Paris-based IT consulting and outsourcing giant Capgemini revealed April 27 that it will acquire a major U.S. competitor, IGate, for about $4 billion, or $48 per share.
This transaction will result in an enlarged multinational company with an estimated combined revenue of $13.6 billion in 2015, an operating margin above 10 percent and about 190,000 employees.
IGate strengthens Capgemini’s global reach in key businesses such as application and infrastructure services, business-process outsourcing (BPO) and engineering services. But important logic for the deal is that the transaction brings Capgemini IGate’s flagship clients, which include General Electric and Royal Bank of Canada.
Twenty-five-year-old IGate has complementary businesses in infrastructure services (3,000 full-time employees), vertical BPO (3,500 FTEs) and engineering services (3,500 FTEs). Intellectual property offerings, such as its integrated database management system in analytics, show growth potential.
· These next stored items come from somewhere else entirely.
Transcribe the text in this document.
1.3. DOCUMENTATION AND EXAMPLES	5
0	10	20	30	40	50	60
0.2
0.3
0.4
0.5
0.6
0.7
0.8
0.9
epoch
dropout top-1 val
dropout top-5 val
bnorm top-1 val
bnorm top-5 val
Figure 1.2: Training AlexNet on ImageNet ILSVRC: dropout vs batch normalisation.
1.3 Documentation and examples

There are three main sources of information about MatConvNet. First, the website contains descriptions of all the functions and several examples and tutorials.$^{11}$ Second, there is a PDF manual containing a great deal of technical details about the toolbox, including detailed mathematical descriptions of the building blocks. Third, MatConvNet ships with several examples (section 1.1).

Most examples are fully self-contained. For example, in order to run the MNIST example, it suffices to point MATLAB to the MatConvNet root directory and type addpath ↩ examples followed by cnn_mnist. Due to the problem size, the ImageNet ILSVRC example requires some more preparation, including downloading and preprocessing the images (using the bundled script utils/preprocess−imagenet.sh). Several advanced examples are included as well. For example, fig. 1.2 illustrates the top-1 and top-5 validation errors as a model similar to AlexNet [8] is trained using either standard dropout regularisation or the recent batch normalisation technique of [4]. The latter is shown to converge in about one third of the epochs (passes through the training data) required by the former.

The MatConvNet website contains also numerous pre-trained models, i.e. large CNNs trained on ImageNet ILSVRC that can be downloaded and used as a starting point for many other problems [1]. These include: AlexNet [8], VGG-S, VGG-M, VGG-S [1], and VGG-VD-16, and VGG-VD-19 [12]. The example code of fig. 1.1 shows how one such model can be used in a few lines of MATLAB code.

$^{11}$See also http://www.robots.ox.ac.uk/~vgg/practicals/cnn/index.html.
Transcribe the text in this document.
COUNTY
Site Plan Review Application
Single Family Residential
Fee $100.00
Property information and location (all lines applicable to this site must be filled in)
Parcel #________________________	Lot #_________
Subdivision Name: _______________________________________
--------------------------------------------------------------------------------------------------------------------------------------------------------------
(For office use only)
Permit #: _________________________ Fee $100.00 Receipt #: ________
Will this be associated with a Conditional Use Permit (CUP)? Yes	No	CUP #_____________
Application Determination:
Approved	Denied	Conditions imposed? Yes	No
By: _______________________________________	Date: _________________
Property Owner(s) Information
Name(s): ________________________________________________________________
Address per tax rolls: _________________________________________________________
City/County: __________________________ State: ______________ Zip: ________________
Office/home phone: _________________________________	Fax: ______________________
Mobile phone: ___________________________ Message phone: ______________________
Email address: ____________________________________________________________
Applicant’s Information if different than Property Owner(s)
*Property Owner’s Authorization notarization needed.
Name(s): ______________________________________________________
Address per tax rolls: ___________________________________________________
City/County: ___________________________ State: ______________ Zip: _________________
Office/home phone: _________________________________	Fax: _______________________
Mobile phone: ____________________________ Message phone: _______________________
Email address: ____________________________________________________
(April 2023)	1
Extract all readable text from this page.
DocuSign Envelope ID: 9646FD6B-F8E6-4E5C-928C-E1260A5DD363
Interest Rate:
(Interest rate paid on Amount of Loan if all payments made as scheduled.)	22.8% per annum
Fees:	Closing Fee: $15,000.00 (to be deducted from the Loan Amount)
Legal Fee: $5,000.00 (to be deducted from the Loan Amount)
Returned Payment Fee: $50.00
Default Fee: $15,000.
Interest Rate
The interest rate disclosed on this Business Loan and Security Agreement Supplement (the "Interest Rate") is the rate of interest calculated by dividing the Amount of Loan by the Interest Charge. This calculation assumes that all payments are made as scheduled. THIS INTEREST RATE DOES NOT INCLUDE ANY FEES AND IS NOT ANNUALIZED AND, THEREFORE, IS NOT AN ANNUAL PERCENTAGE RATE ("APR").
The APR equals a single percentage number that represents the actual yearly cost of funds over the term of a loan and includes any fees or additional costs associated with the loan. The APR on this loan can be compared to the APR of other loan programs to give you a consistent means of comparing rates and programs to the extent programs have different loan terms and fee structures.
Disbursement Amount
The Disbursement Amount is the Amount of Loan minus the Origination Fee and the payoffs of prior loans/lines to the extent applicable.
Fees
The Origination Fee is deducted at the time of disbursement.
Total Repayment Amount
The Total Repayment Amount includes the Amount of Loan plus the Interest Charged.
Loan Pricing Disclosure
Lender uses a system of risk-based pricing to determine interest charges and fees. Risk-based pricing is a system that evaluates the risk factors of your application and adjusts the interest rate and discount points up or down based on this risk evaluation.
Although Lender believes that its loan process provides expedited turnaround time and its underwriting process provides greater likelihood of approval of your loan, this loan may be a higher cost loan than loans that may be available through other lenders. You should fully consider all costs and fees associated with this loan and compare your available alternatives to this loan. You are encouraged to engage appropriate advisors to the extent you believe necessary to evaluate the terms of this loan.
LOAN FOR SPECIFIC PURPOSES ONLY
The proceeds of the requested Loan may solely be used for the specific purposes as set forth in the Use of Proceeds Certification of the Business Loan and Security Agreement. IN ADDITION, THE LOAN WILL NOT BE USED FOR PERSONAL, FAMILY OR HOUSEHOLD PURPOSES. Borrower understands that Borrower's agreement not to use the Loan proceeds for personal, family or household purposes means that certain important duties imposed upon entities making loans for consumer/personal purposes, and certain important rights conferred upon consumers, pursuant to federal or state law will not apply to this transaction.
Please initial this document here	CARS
The merger broadens Capgemini’s industrialized delivery model globally. The company will use IGate’s IP to deploy its internal supply chain development.
In 2014, IGate, headquartered in Bridgewater, N.J., reported revenue of $1.3 billion, double-digit growth and a 19 percent operating margin. North America is by far IGate’s largest market, representing 79 percent of 2014 revenues, followed by Europe (14 percent) and Asia-Pacific (7 percent).
Capgemini is about nine times as large as IGate in revenue but only four times as large in market value. With the acquisition, North America immediately becomes Capgemeni’s largest market.